Design AI features for WhatsApp (support, safety, and productivity).
### Signal to interviewer
I can design messaging AI that delivers utility while respecting safety and privacy constraints at scale.
### Clarify
I would clarify regional usage patterns, privacy expectations, business messaging policies, and high-risk abuse vectors.
### Approach
Use a utility triangle: support automation with escalation, safety risk detection with proportional intervention, and productivity assist for everyday conversations.

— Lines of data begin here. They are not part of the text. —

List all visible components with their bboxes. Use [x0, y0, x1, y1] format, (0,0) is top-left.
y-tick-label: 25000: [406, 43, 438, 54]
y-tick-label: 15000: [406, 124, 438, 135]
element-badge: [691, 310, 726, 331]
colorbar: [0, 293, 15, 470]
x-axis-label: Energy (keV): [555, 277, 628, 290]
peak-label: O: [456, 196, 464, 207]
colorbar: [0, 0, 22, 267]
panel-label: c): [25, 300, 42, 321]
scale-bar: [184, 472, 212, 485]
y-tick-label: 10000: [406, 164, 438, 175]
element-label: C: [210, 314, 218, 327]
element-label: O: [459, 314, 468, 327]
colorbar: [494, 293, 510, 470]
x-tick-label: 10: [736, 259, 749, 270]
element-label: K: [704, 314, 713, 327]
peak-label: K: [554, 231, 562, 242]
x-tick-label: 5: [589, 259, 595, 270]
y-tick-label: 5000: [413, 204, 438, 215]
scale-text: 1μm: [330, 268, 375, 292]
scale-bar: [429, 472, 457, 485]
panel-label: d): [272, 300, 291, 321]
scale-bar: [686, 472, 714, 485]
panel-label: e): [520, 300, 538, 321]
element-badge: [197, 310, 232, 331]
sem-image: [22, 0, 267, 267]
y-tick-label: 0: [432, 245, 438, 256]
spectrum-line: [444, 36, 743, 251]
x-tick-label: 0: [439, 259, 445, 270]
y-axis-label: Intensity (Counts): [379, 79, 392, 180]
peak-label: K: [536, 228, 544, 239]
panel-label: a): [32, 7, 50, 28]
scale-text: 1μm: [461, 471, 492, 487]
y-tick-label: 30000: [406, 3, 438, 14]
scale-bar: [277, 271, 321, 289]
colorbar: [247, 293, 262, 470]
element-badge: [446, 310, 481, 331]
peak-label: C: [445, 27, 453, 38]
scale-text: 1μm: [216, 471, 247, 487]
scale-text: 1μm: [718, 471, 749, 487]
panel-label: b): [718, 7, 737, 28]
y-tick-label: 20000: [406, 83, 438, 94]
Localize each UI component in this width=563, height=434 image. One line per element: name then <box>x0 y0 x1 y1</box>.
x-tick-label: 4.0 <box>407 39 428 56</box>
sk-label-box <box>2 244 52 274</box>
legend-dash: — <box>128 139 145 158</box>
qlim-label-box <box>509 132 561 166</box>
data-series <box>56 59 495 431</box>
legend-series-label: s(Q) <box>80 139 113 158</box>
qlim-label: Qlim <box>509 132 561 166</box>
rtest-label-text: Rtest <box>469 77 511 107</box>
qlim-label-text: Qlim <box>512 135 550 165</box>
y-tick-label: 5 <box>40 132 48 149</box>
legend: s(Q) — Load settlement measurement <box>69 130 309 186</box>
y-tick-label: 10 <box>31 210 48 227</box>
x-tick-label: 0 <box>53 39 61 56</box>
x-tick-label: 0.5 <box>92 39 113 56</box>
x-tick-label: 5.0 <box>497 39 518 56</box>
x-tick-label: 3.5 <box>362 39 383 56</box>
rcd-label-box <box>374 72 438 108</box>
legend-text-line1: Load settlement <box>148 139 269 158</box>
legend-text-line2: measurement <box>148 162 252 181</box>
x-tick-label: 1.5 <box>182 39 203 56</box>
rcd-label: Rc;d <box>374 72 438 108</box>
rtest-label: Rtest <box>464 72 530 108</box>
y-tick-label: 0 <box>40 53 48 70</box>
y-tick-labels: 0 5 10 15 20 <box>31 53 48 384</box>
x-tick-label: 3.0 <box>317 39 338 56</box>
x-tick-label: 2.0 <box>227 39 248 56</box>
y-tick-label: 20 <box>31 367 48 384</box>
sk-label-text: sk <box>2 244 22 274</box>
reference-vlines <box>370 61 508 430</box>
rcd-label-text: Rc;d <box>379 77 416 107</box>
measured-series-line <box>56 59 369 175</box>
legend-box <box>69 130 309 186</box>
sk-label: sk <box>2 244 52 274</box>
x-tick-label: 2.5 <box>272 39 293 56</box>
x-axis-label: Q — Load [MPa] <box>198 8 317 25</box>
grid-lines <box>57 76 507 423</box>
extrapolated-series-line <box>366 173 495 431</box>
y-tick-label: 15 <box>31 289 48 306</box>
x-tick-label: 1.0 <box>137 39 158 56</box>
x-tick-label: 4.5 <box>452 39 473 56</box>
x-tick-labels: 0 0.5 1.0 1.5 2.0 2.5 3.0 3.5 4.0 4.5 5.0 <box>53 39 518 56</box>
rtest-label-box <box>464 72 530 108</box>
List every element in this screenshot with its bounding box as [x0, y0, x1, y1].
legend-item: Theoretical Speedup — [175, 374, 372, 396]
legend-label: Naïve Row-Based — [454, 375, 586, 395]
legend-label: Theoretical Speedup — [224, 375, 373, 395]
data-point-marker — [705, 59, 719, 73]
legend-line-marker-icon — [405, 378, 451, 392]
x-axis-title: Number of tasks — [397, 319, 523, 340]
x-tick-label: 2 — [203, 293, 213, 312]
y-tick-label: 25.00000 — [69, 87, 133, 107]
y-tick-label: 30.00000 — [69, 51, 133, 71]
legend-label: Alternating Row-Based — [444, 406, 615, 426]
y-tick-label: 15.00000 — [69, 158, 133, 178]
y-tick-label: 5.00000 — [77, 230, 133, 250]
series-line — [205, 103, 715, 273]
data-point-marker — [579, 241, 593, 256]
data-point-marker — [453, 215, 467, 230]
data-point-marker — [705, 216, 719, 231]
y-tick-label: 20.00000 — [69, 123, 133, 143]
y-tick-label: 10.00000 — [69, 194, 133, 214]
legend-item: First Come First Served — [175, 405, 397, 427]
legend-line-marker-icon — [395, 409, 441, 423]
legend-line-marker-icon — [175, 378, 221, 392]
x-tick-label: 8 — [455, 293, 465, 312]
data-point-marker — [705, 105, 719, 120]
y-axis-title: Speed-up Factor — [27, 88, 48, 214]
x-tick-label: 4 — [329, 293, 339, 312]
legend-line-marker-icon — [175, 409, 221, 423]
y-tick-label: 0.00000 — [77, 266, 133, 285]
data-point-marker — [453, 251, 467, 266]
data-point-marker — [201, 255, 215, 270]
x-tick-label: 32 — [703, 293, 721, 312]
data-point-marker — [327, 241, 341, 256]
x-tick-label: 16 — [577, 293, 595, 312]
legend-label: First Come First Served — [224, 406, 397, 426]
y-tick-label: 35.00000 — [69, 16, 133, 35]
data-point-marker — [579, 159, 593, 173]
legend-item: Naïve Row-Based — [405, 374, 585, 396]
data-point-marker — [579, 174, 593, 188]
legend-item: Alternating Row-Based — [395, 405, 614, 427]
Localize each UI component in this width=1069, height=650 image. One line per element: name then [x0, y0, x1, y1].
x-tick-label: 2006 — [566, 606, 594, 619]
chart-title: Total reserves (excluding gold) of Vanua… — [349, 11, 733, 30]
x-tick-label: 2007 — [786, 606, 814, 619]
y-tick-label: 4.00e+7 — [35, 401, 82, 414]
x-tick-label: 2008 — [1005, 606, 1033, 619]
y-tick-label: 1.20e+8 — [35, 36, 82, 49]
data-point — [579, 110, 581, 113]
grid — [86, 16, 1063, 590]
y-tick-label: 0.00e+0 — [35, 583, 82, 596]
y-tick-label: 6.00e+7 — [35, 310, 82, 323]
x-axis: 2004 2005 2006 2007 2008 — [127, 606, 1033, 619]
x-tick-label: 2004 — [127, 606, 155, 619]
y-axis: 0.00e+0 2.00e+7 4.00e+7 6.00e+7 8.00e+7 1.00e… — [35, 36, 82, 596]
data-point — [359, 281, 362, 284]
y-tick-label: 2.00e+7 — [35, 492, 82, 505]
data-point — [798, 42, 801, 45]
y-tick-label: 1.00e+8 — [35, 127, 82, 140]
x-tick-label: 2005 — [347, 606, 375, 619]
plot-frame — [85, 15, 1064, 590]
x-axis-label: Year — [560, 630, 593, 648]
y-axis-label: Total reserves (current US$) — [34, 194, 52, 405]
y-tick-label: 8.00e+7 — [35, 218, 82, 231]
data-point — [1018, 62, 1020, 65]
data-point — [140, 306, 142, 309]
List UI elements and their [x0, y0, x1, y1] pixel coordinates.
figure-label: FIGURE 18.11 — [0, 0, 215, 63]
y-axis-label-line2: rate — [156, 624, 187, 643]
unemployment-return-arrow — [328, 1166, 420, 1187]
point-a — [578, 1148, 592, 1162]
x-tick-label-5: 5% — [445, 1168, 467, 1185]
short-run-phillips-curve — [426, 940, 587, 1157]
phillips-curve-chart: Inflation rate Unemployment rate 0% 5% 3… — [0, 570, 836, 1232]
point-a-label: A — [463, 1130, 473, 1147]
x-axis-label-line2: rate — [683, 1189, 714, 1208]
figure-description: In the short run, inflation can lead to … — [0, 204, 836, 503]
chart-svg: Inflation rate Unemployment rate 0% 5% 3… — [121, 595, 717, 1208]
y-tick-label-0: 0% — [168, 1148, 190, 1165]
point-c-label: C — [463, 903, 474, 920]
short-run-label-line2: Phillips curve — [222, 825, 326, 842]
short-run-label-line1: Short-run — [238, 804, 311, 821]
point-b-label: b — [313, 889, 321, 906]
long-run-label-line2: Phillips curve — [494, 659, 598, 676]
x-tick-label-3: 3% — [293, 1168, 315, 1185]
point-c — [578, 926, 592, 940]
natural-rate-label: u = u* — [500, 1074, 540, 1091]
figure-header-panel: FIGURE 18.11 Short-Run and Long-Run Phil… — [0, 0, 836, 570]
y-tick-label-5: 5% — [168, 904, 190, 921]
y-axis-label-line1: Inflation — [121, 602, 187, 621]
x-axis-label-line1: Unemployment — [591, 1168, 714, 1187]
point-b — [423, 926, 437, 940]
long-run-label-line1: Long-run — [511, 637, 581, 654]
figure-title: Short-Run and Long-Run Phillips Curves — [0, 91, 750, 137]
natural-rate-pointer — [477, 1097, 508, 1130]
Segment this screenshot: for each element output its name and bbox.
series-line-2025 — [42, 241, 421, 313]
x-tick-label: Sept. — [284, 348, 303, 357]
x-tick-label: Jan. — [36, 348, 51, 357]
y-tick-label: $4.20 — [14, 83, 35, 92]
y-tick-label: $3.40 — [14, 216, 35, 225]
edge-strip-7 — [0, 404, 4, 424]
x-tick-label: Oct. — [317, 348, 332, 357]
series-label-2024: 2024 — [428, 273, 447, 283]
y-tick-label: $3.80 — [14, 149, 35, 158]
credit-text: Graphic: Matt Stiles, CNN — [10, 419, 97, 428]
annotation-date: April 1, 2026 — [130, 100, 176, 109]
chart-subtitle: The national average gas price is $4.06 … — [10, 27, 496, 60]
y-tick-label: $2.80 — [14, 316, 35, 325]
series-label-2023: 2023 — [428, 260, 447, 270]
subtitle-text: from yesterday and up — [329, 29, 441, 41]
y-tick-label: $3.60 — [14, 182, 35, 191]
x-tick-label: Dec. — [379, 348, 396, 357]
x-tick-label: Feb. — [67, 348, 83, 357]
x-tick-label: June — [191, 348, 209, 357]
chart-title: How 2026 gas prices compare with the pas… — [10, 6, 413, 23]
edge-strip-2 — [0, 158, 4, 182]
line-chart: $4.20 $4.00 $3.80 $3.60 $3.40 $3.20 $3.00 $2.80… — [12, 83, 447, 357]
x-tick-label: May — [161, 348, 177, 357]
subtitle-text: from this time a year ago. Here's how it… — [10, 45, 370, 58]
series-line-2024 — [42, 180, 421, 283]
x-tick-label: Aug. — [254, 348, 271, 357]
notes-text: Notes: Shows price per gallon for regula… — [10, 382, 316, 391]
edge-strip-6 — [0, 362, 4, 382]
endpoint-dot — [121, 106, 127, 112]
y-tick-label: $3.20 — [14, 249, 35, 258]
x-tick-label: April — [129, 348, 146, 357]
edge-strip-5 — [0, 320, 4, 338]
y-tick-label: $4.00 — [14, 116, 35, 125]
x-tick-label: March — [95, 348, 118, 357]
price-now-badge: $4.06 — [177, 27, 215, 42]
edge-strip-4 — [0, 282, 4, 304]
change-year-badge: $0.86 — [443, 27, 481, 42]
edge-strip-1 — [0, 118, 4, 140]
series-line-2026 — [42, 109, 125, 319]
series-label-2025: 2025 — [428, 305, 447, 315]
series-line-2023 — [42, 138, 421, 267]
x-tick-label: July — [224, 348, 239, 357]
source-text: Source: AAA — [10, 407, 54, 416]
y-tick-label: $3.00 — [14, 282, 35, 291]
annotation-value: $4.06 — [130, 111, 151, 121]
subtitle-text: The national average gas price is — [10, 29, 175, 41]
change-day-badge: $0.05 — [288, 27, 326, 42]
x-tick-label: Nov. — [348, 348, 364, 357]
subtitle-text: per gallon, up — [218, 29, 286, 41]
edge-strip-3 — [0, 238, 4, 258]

### Metrics & instrumentation
Primary metric: first-contact support resolution in messaging workflows. Secondary metrics: warning effectiveness, summary usage, and translation satisfaction. Guardrails: false abuse flags, privacy complaint volume, and delayed urgent response incidents.
### Tradeoffs
Stronger safety models reduce fraud but can over-interrupt legitimate chats. Rich productivity features help users but can increase perception of surveillance if not transparent.
### Risks & mitigations
Risk: scam adaptation; mitigate with continuously updated detection. Risk: mistrust in interventions; mitigate with clear rationale and controls. Risk: poor escalation experience; mitigate with context-preserving handoff.
### Example
In merchant support chats, AI handles return-status queries, flags suspicious payment links, and summarizes unresolved issues before a human agent joins.
### 90-second version
Design WhatsApp AI around support, safety, and productivity together. Measure resolved outcomes, apply risk-tiered protections, and keep privacy trust central to every feature decision.
- What safety interventions are acceptable without violating user trust?
- Which support journeys should be fully automated first?
- How would you deploy scam detection while preserving end-user privacy?
- What escalation contract ensures human handoff quality in business chats?